ECLI:NL:RBZWB:2024:7335

Rechtbank Zeeland-West-Brabant

Datum uitspraak
15 oktober 2024
Publicatiedatum
29 oktober 2024
Zaaknummer
02-070550-23
Instantie
Rechtbank Zeeland-West-Brabant
Type
Uitspraak
Rechtsgebied
Strafrecht
Procedures
  • Op tegenspraak
Vindplaatsen
  • Rechtspraak.nl
AI samenvatting door LexboostAutomatisch gegenereerd

Veroordeling voor mishandeling van stiefzoon en partner met bijzondere voorwaarden en taakstraf

Op 15 oktober 2024 heeft de Rechtbank Zeeland-West-Brabant uitspraak gedaan in een strafzaak tegen een verdachte die zich schuldig heeft gemaakt aan mishandeling van zijn zesjarige stiefzoon en zijn levensgezel. De feiten vonden plaats op 10 maart 2023, waarbij de verdachte zijn stiefzoon mishandelde door hem uit bed te trekken en onder een koude douche te zetten, en zijn partner te duwen en haar keel dicht te knijpen. De verdachte heeft een bekennende verklaring afgelegd en er is geen bewijsverweer gevoerd door de verdediging. De rechtbank achtte de feiten wettig en overtuigend bewezen op basis van de bekennende verklaring van de verdachte en de inhoud van het procesdossier.

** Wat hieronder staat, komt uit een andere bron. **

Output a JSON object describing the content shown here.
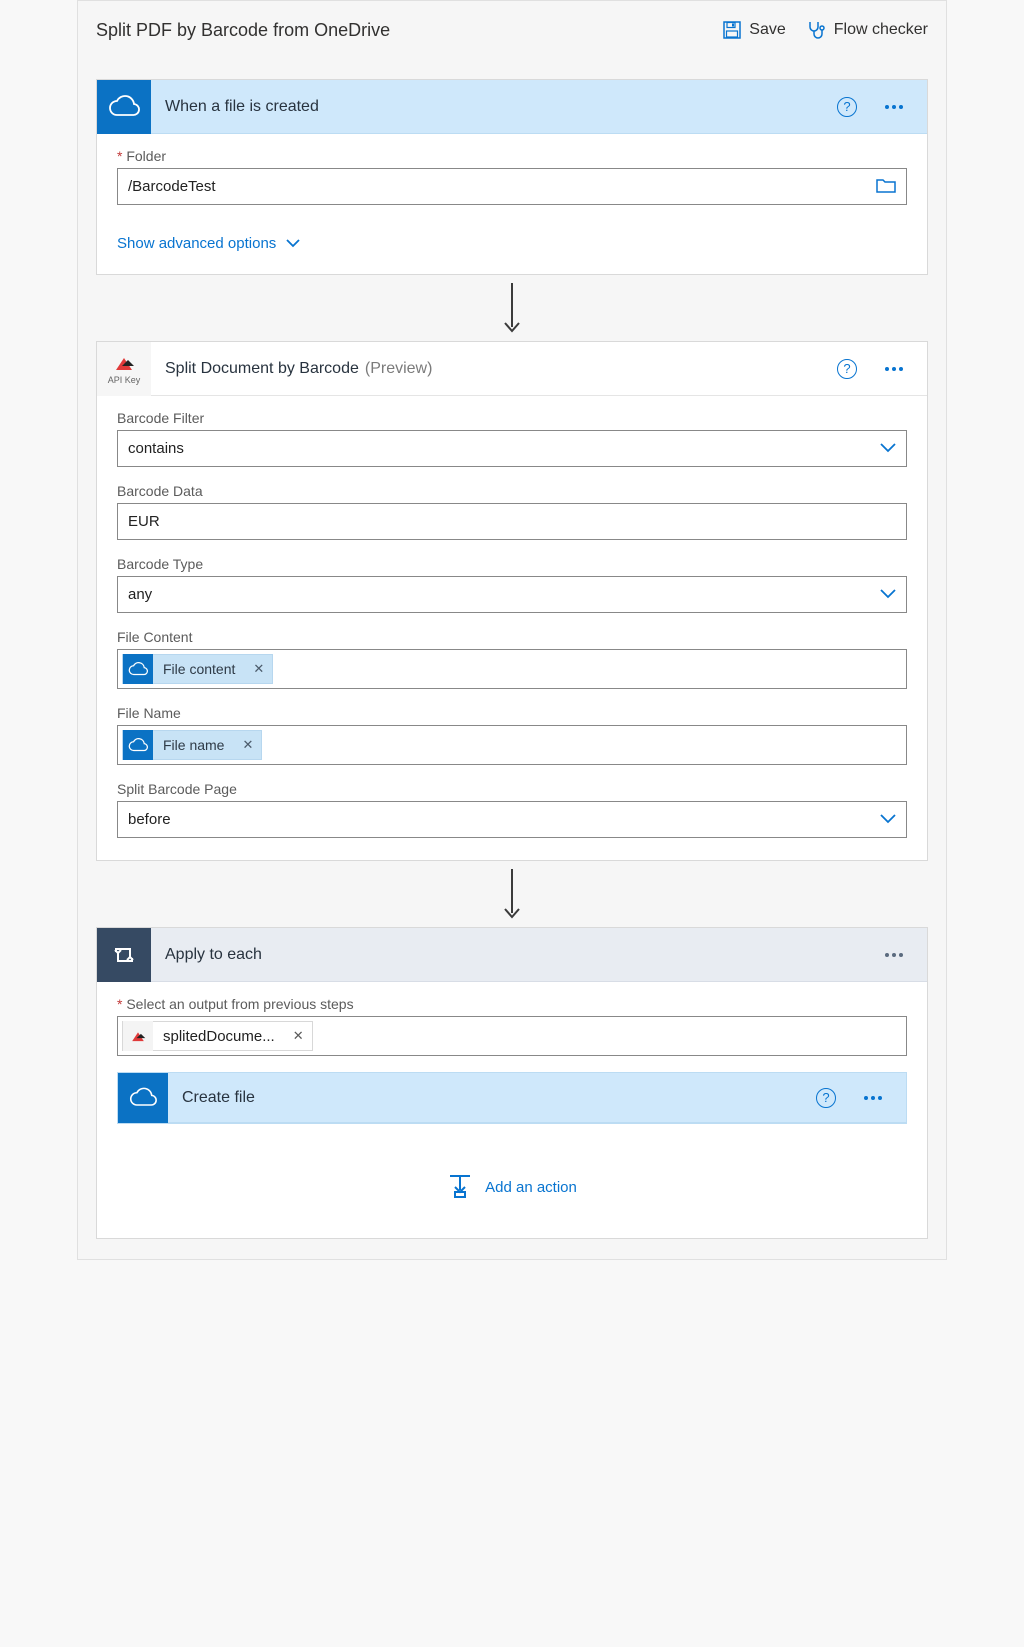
{
  "topbar": {
    "title": "Split PDF by Barcode from OneDrive",
    "save": "Save",
    "flow_checker": "Flow checker"
  },
  "trigger": {
    "icon_name": "onedrive",
    "title": "When a file is created",
    "fields": {
      "folder_label": "Folder",
      "folder_value": "/BarcodeTest"
    },
    "advanced": "Show advanced options"
  },
  "split": {
    "icon_caption": "API Key",
    "title": "Split Document by Barcode",
    "preview": "(Preview)",
    "fields": {
      "barcode_filter": {
        "label": "Barcode Filter",
        "value": "contains"
      },
      "barcode_data": {
        "label": "Barcode Data",
        "value": "EUR"
      },
      "barcode_type": {
        "label": "Barcode Type",
        "value": "any"
      },
      "file_content": {
        "label": "File Content",
        "token": "File content"
      },
      "file_name": {
        "label": "File Name",
        "token": "File name"
      },
      "split_page": {
        "label": "Split Barcode Page",
        "value": "before"
      }
    }
  },
  "apply": {
    "title": "Apply to each",
    "select_label": "Select an output from previous steps",
    "token": "splitedDocume...",
    "create_file": "Create file",
    "add_action": "Add an action"
  }
}
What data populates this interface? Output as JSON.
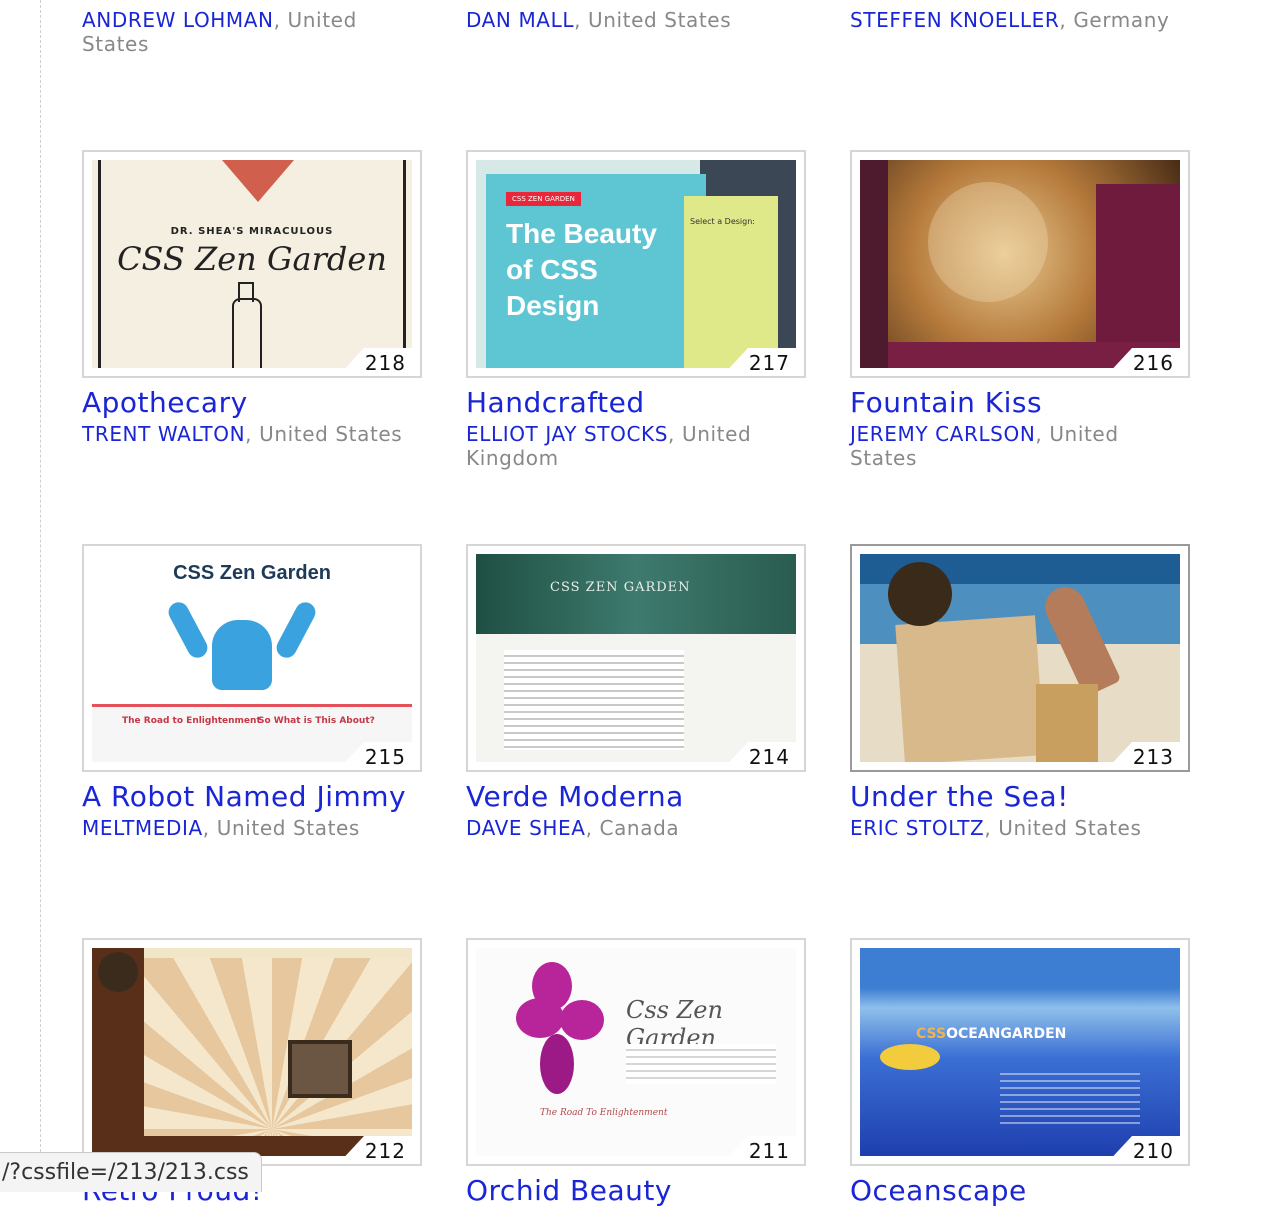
{
  "top_row": [
    {
      "author": "ANDREW LOHMAN",
      "country": "United States"
    },
    {
      "author": "DAN MALL",
      "country": "United States"
    },
    {
      "author": "STEFFEN KNOELLER",
      "country": "Germany"
    }
  ],
  "designs": [
    {
      "number": "218",
      "title": "Apothecary",
      "author": "TRENT WALTON",
      "country": "United States"
    },
    {
      "number": "217",
      "title": "Handcrafted",
      "author": "ELLIOT JAY STOCKS",
      "country": "United Kingdom"
    },
    {
      "number": "216",
      "title": "Fountain Kiss",
      "author": "JEREMY CARLSON",
      "country": "United States"
    },
    {
      "number": "215",
      "title": "A Robot Named Jimmy",
      "author": "MELTMEDIA",
      "country": "United States"
    },
    {
      "number": "214",
      "title": "Verde Moderna",
      "author": "DAVE SHEA",
      "country": "Canada"
    },
    {
      "number": "213",
      "title": "Under the Sea!",
      "author": "ERIC STOLTZ",
      "country": "United States"
    },
    {
      "number": "212",
      "title": "Retro Proud!",
      "author": "",
      "country": ""
    },
    {
      "number": "211",
      "title": "Orchid Beauty",
      "author": "",
      "country": ""
    },
    {
      "number": "210",
      "title": "Oceanscape",
      "author": "",
      "country": ""
    }
  ],
  "thumb_text": {
    "t218_sub": "DR. SHEA'S MIRACULOUS",
    "t218_big": "CSS Zen Garden",
    "t217_tag": "CSS ZEN GARDEN",
    "t217_head": "The Beauty of CSS Design",
    "t217_side_title": "Select a Design:",
    "t215_head": "CSS Zen Garden",
    "t215_sec1": "The Road to Enlightenment",
    "t215_sec2": "So What is This About?",
    "t214_head": "CSS ZEN GARDEN",
    "t211_brand": "Css Zen Garden",
    "t211_road": "The Road To Enlightenment",
    "t210_logo_a": "CSS",
    "t210_logo_b": "OCEANGARDEN"
  },
  "status_bar": {
    "url": "/?cssfile=/213/213.css"
  },
  "colors": {
    "link": "#1a26d6",
    "muted": "#888888",
    "frame": "#d6d6d6"
  }
}
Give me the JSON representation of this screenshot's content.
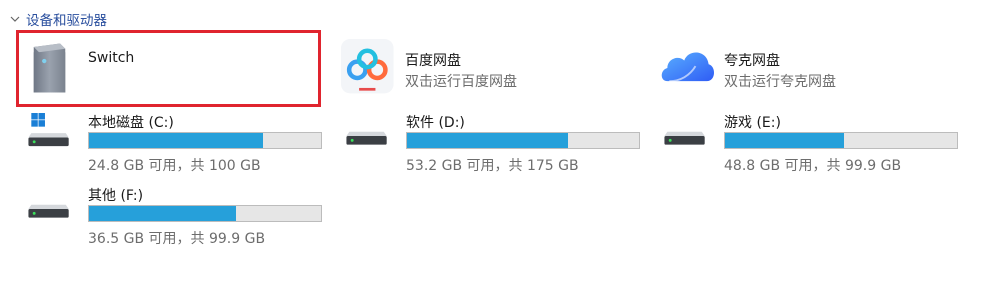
{
  "group": {
    "title": "设备和驱动器"
  },
  "devices": [
    {
      "name": "Switch",
      "subtitle": "",
      "icon": "switch-device-icon"
    },
    {
      "name": "百度网盘",
      "subtitle": "双击运行百度网盘",
      "icon": "baidu-netdisk-icon"
    },
    {
      "name": "夸克网盘",
      "subtitle": "双击运行夸克网盘",
      "icon": "quark-netdisk-icon"
    }
  ],
  "drives": [
    {
      "name": "本地磁盘 (C:)",
      "space": "24.8 GB 可用，共 100 GB",
      "used_fraction": 0.752,
      "icon": "system-drive-icon"
    },
    {
      "name": "软件 (D:)",
      "space": "53.2 GB 可用，共 175 GB",
      "used_fraction": 0.696,
      "icon": "hard-drive-icon"
    },
    {
      "name": "游戏 (E:)",
      "space": "48.8 GB 可用，共 99.9 GB",
      "used_fraction": 0.512,
      "icon": "hard-drive-icon"
    },
    {
      "name": "其他 (F:)",
      "space": "36.5 GB 可用，共 99.9 GB",
      "used_fraction": 0.635,
      "icon": "hard-drive-icon"
    }
  ],
  "colors": {
    "bar_fill": "#26a0da",
    "highlight": "#e0242e",
    "group_header": "#2a4f9e"
  }
}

De rechtbank heeft de verdachte veroordeeld tot een gevangenisstraf van 34 dagen, waarvan 30 dagen voorwaardelijk met een proeftijd van twee jaar. Daarnaast is er een taakstraf van 70 uur opgelegd. De rechtbank heeft bijzondere voorwaarden verbonden aan de voorwaardelijke straf, waaronder een meldplicht bij de reclassering en ambulante behandeling. De rechtbank heeft rekening gehouden met de positieve ontwikkelingen in het leven van de verdachte, zoals zijn abstinentie van alcohol en drugs en zijn meewerkende houding na de feiten. De rechtbank heeft geoordeeld dat de opgelegde straf recht doet aan het leed dat de verdachte heeft veroorzaakt, maar ook ruimte biedt voor zijn positieve ontwikkeling.

Uitspraak

RECHTBANK ZEELAND-WEST-BRABANT

Strafrecht
Zittingsplaats: Breda
parketnummer: 02/070550-23
vonnis van de meervoudige kamer van 15 oktober 2024
in de strafzaak tegen
[verdachte]
geboren op [geboortedag 1] 1992 te [geboorteplaats]
wonende te [woonadres]
raadsman mr. M.C.F. Jansen, advocaat te Breda

1.Onderzoek van de zaak

De zaak is inhoudelijk behandeld op de zitting van 15 oktober 2024, waarbij de officier van justitie mr. L.J. den Braber en de verdediging hun standpunten kenbaar hebben gemaakt.

2.De tenlastelegging

De tenlastelegging is als bijlage I aan dit vonnis gehecht.
De verdenking komt er, kort en feitelijk weergegeven, op neer dat verdachte zich op 10 maart 2023 schuldig heeft gemaakt aan:
mishandeling van een minderjarig kind dat hij verzorgde of opvoedde als behorend tot zijn gezin, te weten [slachtoffer 1] , en
mishandeling van zijn levensgezel [slachtoffer 2]

3.De voorvragen

De dagvaarding is geldig.
De rechtbank is bevoegd.
De officier van justitie is ontvankelijk in de vervolging.
Er is geen reden voor schorsing van de vervolging.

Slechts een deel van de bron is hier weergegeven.